Burası bir eğitim adasıdır ve ülke ekonomisine de büyük kaktılar sağlamaktadır…

Daha güvenilir bir eğitim sistemi kurulmadıkça da sektöre hep soru işaretleri ile bakılacak ve bundan da sadece eğitim değil toplumun geneli olumsuz etkilenecektir!

Bu arada öğrendik ki YÖDAK Başkanı Avcı bundan böyle kurulacak olan Tıp Fakültelerine izin vermeme kararı almış…

Kime sormuş danışmış hangi kıstaslara göre böyle bir karar üretilmiş…

Bu karar hadsizliğin daniskasıdır!

Bu ülkede önemli yerlere gelmiş, bünyesinde binlerce öğrenciyi barındıran üniversitelerimizin Tıp Fakültesi izni için sırada bekletilmesi üniversiteler için büyük bir darbe niteliğinde olacaktır…

Bu konuda soru şudur:

Yeni Tıp Fakültelerini YÖDAK mı istememektedir yoksa Tıp Fakültesi olan bazı üniversiteler mi?

Ortada bir basık ve empoze mi vardır!

Bu konuda gösterilen gerekçe ülkedeki hekim fazlalığıdır…

Tamamen saçma sapan bir görüştür bu!

Bu ülkedeki üniversitelerde okuyan öğrenciler arasında Türkiye’den ve üçüncü dünya ülkelerinden gelen öğrenciler ezici bir çoğunluğa sahiptirler…

Eğer ülkede hekim fazlalığı var diye yeni Tıp Fakültelerine izin verilmeyecekse dışarıdan gelecek olanların günahı nedir!

YÖDAK bunun da hesabın vermelidir, vermezse de vermesi sağlanmalıdır…

NOT: Birkaç gün yurt dışında olacağımızdan yazılarımıza kısa bir süre ara veriyoruz. 3 Ekim 2022 Çarşamba günü yine ayın sayfada buluşmak dileğiyle sağlıcakla kalın…(L.Ö.)

MESAJ KUTUSU

Sayın Erdal ÖZCENK, ülkenin öncü eğitim kurumlarından olan DAÜ’de bazı akademisyenler içlerindeki çürük elmaların temizlenmesi için girişim başlatmanızı içeren mesajlar göndermeye başladılar. Umarız hassasiyet gösterip gerekli işlemleri gecikmeden devreye sokarsınız…

Sayın Ali PİLLİ, yerel seçimlerde hangi adayı destekleyeceğiniz konusunda kafanızın bir hayli karışık olduğu konuşulmaya başlandı. İntikam almak için iyi bir fırsat olabilir ancak yerel seçim sonuçlarının genel seçimleri de etkileyeceğini bir kenara yazmakta yarar var değil mi?

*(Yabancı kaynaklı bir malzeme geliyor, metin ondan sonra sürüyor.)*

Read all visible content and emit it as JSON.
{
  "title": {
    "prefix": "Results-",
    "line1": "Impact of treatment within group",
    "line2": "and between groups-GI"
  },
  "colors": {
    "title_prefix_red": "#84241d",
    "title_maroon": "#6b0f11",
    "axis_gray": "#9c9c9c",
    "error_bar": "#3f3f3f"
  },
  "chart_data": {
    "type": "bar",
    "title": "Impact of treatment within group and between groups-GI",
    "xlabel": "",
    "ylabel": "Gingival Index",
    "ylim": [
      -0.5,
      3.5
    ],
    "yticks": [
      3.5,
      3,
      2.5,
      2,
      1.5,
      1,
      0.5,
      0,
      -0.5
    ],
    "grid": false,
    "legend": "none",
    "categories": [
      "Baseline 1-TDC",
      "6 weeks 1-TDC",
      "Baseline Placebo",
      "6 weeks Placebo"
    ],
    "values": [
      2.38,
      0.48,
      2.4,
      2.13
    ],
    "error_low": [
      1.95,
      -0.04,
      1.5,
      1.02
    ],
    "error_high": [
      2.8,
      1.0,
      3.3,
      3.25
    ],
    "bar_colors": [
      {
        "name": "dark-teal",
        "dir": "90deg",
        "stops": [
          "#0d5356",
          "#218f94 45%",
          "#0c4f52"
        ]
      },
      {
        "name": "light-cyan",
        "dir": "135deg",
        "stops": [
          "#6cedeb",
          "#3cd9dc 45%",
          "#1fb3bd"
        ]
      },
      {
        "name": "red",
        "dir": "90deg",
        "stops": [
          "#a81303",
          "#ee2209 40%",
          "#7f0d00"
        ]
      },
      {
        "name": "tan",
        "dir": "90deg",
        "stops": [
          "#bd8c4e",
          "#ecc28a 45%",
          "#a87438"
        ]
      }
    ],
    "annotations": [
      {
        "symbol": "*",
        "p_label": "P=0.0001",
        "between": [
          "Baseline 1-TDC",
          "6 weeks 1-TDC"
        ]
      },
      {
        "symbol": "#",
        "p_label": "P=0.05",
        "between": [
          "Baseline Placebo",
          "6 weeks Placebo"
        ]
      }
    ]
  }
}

Sayın İbrahim BENTER, Dr. Küçük müzesi konusunda duyarlılık gösterip bu binada bir elaman çalıştırma görevini üzerinize aldığınızı memnuniyetle öğrendik. Ancak nedense bu konuda yaptığınız girişimler sonucunda net bir cevap alamamışsınız. Demek ki bunlar müzeyi ebedi olarak kapatmaya kararlı görülüyorlar…

Sayın Ersin TATAR, külliye yapımı konusunda Cumhurbaşkanlığının müdürü bile olumsuz görüşler ortaya koymaya başladıysa burada mutlaka bir terslik var demektir. Ha keşke bu konuda Saray çalışanlarına çon önceden bir brifing verseydiniz çatlak sesler çıkmayacaktı!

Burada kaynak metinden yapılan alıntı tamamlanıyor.